Ermal Hajdari

Personal information
- Date of birth: 4 December 1992 (age 33)
- Place of birth: Sweden
- Height: 1.78 m (5 ft 10 in)
- Positions: Winger; striker;

Team information
- Current team: Levanger FK
- Number: 7

Youth career
- 2014: Nike Academy

Senior career*
- Years: Team / Apps / (Gls)
- 2011–2013: Kristianstads FF / 13 / (2)
- 2015: FCI Tallinn / 26 / (6)
- 2016: Nosaby IF / 12 / (3)
- 2016–2017: Tasman United / 18 / (4)
- 2017: Whitehawk FC / 7 / (0)
- 2018–2019: Levanger FK / 50 / (8)
- 2020: Egersunds IK / 18 / (8)
- 2021: Arendal Fotball / 24 / (5)
- 2022–: Levanger FK / 87 / (11)

= Ermal Hajdari =

Swedish footballer (born 1992)

Ermal Hajdari (born 4 December 1992) is a Swedish footballer who plays as a winger or striker for Levanger FK.

==Early life==

Hajdari was born in 1992 in Sweden. He participated in Swedish television program Proffsdrömmen. He is of Kosovan descent.

==Career==

In 2015, Hajdari signed for Estonian side FCI Tallinn. He helped the club achieve qualify for the UEFA Europa League.

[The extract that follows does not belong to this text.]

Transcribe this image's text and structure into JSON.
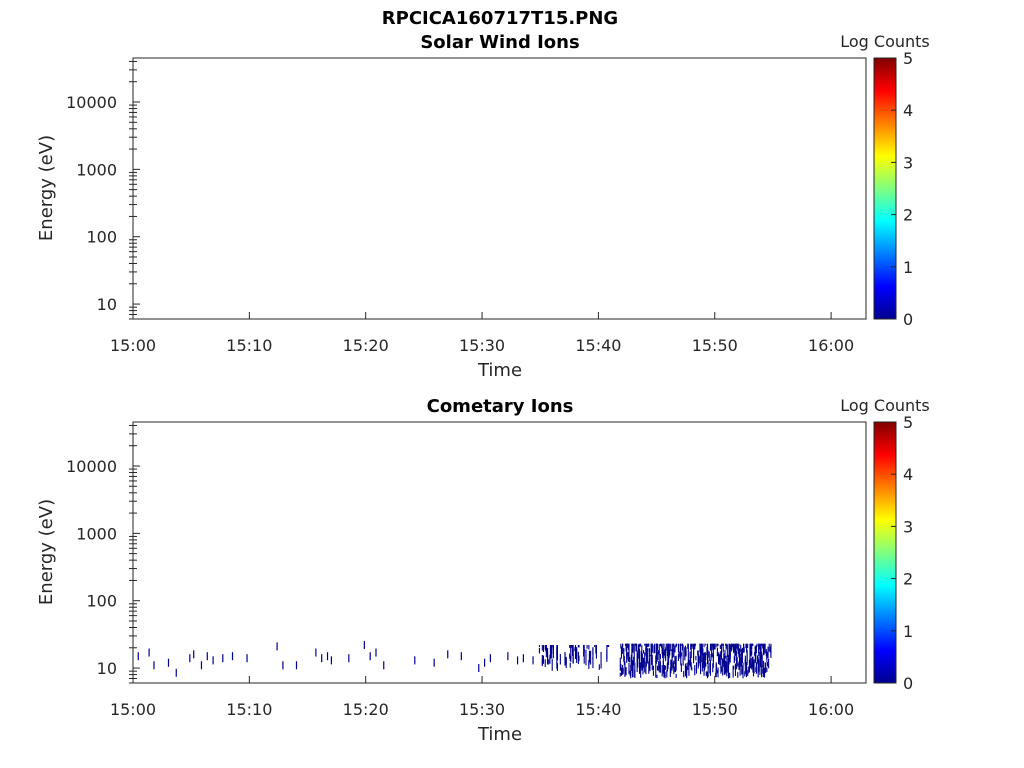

In 2016, he signed for New Zealand side Tasman United. He was described as "after... three rounds... already clear... [he] will be... [the club's] biggest threat on attack".

==Style of play==

Hajdari mainly operates as a winger or striker. He is known for his passing ability.

==Personal life==

Hajdari grew up in Kristianstad, Sweden. He has regarded Sweden international Zlatan Ibrahimovic as his football idol.